Natural Born Killers (1994)

For today's film, we have decided to stay in the 1990's for a film that I can't believe took me 26 years to watch even after doing a challenge similar to this one four years ago. Before 1994, Oliver Stone was known for always having an anti-government/conspiracy feel to his films from Platoon all the way to Born On The Fourth Of July. In 1994, he decided to take a story written by Quentin Tarantino and her turned it into the film Natural Born Killers. The film stars Woody Harrelson (Zombieland: Double Tap) as Mickey Knox and Juliette Lewis (From Dusk Till Dawn) as Mallory Knox, two people who came from traumatized childhoods that meet and the universe explodes as they fall in love and go on a crazy psychotic killing spree together across most of America, but how long will it last as they are hunted by hot shot detective Jack Scagnetti (Tom Sizemore)? The film also stars Tommy Lee Jones (The Fugitive) as Warden Dwight McClusky, Rodney Dangerfield (Back To School) as Ed Wilson, Edie McClurg (Fired Up) as Mallory's Mom, Russell Means (Pathfinder) as Old Indian, Robert Downey Jr. (Iron Man) as Wayne Gale, Balthazar Getty (Lord Of The Flies) as Gas Station Attendant, Steven Wright (The Emoji Movie) as Dr. Emil Reingold, Jared Harris (The Crown) as London Boy, and Everett Quinton (Pollock) as Deputy Warden Wurlitzer.

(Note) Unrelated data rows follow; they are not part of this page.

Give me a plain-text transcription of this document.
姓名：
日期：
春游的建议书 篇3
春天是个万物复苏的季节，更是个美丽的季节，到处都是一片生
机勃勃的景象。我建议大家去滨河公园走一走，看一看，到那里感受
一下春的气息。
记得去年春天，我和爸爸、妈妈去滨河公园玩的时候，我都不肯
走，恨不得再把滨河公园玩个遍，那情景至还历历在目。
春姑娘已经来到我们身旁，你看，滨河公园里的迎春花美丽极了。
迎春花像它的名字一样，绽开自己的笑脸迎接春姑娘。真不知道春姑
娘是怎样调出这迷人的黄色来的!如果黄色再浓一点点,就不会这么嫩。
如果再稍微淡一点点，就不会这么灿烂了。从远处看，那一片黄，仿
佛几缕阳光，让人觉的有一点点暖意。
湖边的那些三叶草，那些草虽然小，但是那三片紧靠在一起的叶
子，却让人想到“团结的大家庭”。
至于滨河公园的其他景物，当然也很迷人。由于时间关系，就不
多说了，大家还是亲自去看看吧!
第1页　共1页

First, I can't believe that I didn't know that Tarantino wrote the story, but after watching this film I should have known that. I definitely wonder what it would be like to be tripping while watching this film because it just goes all over the place artistically as it switches from black and white to color and all the footage of monsters and old 50's families like it was a Rob Zombie music video. It was almost like I was on an acid trip and everything was flashing from back and white to color then all of a sudden some cartoons or old footage would come on to almost give some semantics as to what was going on. Rob Zombie did the same thing years later in House Of 1000 Corpses and it's an OK tactic, but I thought it was too much for me in this film. However besides that one element of the film, I actually thought that the strongest point of the film was definitely the acting because Woody Harrelson did a fantastic job in this film that if you didn't believe he was a great actor before, you check this one out and you are sold. One of the funniest things was that while I loved Robert Downey Jr's performance overall in the film as the overly obsessed reporter (a la Geraldo), his Aussie accent kind of was a little weak in my opinion. The film was a giant message to the media who were obsessed with covering serial killers and all of the tropes associated with it that they are what is ruining America. Nonetheless, I am going to give the film an B+ for a final grade because the acting was not enough to boost it to an A- even though Harrelson gets an A+.